Réagissant à l'émission Enquête diffusée hier soir, le Syndicat canadien de la fonction publique (SCFP), qui représente plus de 70 % des employés municipaux, se réjouit qu'on ait informé la population des dangers de la privatisation et des PPP dans les villes grâce à l'exemple de l'aréna de Saint-Jérôme. Pour ce syndicat, les contribuables en ont toujours plus pour leur argent avec le travail des employés municipaux, qui rendent des services de qualité sans avoir à dégager des marges de profit.
La construction d'infrastructures, notamment des arénas, en partenariat public-privé (PPP) est un piège dénoncé depuis des années par le SCFP, que les révélations de Radio-Canada viennent confirmer avec le cas précis de Saint-Jérôme. « Sous-traitance, privatisation ou PPP, ce sont des portes ouvertes au patronage, à la collusion ou aux cadeaux aux amis du régime, rappelle Lucie Levasseur, présidente du SCFP-Québec. Les scandales abondent, les soupçons se confirment, les rapports des vérificateurs généraux sont éloquents. »
Certaines municipalités du Québec ont eu recours aux PPP pour la construction d'arénas ou de centres sportifs et le constat est affligeant, selon le SCFP. « En général, le recours au privé pour les services publics n'est jamais une bonne idée d'un point de vue économique. Que ce soit pour la gestion de l'eau ou pour celle des ordures, le contribuable sera toujours mieux servi avec le public », explique Pierre-Guy Sylvestre, économiste au SCFP. Selon lui, les exemples en ce sens abondent depuis quelques années.
Récemment, la Ville de Beloeil a voulu construire un centre sportif en PPP. L'une des raisons avancées par la directrice générale de la Ville pour justifier le projet était d'éviter l'ouverture du registre municipal qui aurait permis aux citoyens de s'y opposer. Les citoyens ont néanmoins pu s'exprimer et la municipalité a fait marche arrière mais, pour le SCFP, c'est un bon exemple que les PPP sont une entrave à la bonne gouvernance.

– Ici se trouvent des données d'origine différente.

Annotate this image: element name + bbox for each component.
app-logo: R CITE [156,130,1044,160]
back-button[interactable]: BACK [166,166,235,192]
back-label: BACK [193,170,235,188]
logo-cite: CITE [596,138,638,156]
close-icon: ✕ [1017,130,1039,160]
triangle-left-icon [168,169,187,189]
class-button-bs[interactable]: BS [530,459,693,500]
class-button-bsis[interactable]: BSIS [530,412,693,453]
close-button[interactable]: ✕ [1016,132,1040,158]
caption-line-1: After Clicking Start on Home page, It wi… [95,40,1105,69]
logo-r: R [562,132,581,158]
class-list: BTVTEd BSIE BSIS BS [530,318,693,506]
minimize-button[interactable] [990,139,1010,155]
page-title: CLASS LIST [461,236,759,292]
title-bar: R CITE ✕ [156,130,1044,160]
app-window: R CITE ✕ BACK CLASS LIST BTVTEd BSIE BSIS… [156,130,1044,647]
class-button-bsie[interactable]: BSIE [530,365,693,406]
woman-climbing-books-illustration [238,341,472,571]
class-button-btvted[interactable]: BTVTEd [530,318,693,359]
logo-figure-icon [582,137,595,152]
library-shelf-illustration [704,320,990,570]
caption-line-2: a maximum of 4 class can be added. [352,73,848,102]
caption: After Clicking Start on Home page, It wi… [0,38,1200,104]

À Sherbrooke, le groupe Axor a conçu un centre multisport inauguré en 2007, et qui présentait des défauts de conception. Par exemple, comme les drains installés sur le toit ne suffisaient pas à la tâche, on a eu recours aux employés municipaux pour les débloquer. Axor sera propriétaire du centre pour 40 ans ; difficile d'évaluer dans quel état il sera à la fin de la période. « En ce qui concerne le partage de risque, c'est de la poudre aux yeux. La Ville répare toujours les pots cassés et doit ensuite entreprendre de longues poursuites juridiques contre le consortium privé », se désole Lucie Levasseur.
Les citoyens paient plus cher
Au lieu d'accroître la concurrence, les PPP limitent le nombre d'entreprises à cause des exigences de financement et de la durée des ententes. Résultat : seuls les plus grands joueurs deviennent des partenaires privés, selon les observations du SCFP. « De plus, les contrats entre les différentes parties sont rarement complets. Il est difficile de tout prévoir et la rigidité des clauses ne permet aucune flexibilité. Une modification mineure dans la plomberie d'un aréna en PPP pourrait coûter plus cher en honoraires d'avocats qu'en main-d'œuvre, et ce, au détriment des contribuables », souligne Pierre-Guy Sylvestre. Enfin, le SCFP rappelle que financement privé a toujours été plus coûteux que le financement public, et que la récente crise financière n'a fait qu'agrandir cet écart.
Pour le plus important syndicat du secteur municipal au Québec, la privatisation des services publics se fait inévitablement au détriment des contribuables québécois. Le scandale des compteurs d'eau à Montréal est éloquent à cet égard, de même que le plaidoyer de culpabilité d'un entrepreneur de Québec dans l'attribution d’un contrat de remplacement de feux de circulation. D'autre part, le vérificateur général de Montréal a souligné que la Ville s'était départie d'une expertise interne précieuse et qu'elle n'était plus en mesure de faire contrepoids à l'entreprise privée. Une tendance dangereuse pour la protection des intérêts de l'ensemble de la population.
« La démonstration est limpide, le privé coûte plus cher et augmente sensiblement les risques de magouillage et de collusion. D'un point de vue économique, les avantages du recours à la sous-traitance sont loin d'être établis », soutient l'économiste du SCFP. « Il est grand temps de reprendre le contrôle de nos villes et de nos fonds publics. Les municipalités doivent assumer, en toute transparence, leur mission et leurs responsabilités », de conclure la présidente du SCFP-Québec.